Today the chancellor introduced the new help-to-buy ISA during his budget speech. This new scheme has raised a lot of eyebrows as rather than increasing supply for housing (which is badly needed), it will increase demand (and consequently prices will go up). But the debate on whether this new scheme will bring more good than bad is for another day.
Here, I will explain the help-to-buy ISA in the most simplistic of terms:
In short: If you are a first time buyer, you can save up to £200 a month towards your first home with a help to buy ISA and the government will boost your savings by 25%. That’s a £50 bonus for every £200 you save. The maximum bonus you can receive is £3000.
- New accounts will be available for 4 years, but once you have opened an account there is no limit to how much you can save for.
- Accounts will be available from banks and building societies from Autumn 2015.
- You can make an initial deposit of £1,000 when you open the account – in addition to normal monthly savings of £200.
- There is no minimum monthly deposit – but the maximum amount is £200 a month.
- Accounts are limited to one per person rather than one per home – so those buying together can both receive a bonus. So if you are buying a house with your partner, you can get up to £6,000 off.

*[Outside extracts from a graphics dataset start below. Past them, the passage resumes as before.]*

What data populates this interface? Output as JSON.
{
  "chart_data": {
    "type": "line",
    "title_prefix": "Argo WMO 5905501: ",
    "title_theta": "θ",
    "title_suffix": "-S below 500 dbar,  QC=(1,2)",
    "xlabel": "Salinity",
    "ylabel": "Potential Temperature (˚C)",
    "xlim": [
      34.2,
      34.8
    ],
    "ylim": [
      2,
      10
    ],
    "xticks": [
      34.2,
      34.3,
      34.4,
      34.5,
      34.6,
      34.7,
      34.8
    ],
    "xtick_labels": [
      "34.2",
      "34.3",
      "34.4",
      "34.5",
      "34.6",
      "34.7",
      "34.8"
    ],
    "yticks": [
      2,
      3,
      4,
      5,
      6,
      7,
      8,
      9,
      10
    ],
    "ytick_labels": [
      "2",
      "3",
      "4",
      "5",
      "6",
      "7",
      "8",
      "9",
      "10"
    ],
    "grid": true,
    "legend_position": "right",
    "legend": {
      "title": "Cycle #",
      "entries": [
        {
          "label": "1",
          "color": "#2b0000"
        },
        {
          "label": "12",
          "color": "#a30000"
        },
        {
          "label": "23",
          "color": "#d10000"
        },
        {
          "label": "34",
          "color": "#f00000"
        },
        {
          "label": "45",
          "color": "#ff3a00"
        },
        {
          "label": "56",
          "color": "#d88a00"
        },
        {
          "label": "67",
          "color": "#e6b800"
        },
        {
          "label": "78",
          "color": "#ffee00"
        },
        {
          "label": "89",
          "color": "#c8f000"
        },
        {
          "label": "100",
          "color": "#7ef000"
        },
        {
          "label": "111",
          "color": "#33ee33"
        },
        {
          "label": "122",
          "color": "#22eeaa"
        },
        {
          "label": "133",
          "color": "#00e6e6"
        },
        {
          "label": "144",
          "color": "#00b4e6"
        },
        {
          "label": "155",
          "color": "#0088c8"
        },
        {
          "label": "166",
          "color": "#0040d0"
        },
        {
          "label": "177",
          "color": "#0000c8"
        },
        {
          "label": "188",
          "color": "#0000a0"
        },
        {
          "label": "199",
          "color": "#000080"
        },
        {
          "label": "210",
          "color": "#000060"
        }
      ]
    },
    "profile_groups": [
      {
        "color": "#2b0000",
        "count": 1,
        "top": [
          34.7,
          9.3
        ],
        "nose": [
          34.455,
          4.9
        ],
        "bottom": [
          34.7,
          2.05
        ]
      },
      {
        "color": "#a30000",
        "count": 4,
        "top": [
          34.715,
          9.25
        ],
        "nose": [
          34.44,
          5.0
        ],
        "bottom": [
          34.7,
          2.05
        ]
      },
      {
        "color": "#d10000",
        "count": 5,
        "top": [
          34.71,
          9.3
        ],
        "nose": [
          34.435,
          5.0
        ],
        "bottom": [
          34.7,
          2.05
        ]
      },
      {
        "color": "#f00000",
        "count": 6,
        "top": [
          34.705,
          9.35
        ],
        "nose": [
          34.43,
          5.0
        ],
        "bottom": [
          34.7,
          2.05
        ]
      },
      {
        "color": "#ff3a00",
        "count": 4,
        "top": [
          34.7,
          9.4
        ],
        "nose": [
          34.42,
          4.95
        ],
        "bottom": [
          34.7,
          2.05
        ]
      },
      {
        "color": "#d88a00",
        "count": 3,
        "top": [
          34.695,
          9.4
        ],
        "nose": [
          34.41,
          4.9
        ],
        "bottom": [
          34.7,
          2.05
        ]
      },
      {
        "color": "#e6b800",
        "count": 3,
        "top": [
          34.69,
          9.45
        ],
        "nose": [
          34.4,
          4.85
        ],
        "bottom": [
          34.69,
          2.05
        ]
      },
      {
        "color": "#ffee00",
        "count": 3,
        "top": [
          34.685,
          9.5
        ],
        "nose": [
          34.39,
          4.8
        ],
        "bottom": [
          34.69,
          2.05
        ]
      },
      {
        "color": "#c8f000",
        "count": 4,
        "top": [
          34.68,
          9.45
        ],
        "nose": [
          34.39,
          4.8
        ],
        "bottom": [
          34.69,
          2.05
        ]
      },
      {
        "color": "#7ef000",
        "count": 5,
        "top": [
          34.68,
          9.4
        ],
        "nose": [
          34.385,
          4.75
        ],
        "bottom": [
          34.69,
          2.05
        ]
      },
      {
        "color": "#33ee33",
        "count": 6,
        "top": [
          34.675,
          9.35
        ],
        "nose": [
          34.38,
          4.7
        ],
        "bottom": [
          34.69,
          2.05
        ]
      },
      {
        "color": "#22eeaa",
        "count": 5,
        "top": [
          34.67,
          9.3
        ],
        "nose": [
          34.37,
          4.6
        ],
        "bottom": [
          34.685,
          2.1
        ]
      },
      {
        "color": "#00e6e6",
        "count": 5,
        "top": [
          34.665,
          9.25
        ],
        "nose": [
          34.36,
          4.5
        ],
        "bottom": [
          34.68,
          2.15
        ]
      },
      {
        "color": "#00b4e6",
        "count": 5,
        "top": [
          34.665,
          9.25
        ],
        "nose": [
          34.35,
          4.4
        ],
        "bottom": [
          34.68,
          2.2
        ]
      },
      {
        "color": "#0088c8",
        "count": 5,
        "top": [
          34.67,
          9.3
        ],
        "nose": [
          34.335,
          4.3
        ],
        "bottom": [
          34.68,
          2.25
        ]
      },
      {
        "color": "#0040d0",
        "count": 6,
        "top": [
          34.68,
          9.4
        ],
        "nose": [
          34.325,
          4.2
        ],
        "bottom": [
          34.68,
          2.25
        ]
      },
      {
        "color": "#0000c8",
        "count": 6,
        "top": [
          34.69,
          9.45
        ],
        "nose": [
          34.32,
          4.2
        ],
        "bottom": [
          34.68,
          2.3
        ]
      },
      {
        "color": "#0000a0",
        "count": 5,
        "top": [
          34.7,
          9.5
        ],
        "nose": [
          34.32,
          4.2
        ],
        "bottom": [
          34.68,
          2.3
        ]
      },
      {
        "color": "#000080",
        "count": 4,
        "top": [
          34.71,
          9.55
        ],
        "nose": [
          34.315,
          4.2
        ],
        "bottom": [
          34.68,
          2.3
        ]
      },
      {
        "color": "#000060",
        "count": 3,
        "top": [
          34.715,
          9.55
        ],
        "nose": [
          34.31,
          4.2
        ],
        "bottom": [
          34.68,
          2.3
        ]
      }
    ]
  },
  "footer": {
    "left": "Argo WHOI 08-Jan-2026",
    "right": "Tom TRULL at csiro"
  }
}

- Only available to individuals who are 16 and over.
- The bonus is available to first time buyers purchasing UK properties.
- Minimum bonus size of £400 per person.
- Maximum bonus size of £3,000 per person.
- The bonus will be available on home purchases of up to £450,000 in London and up to £250,000 outside London.
- The bonus will be paid when you buy your first home.
- According to research by BNP Paribas, using Help to Buy ISA could take 1st time buyers 8 years to save a deposit on an average priced house.
Essentially, if you save £12,000, the government bonus will boost your total savings to £15,000.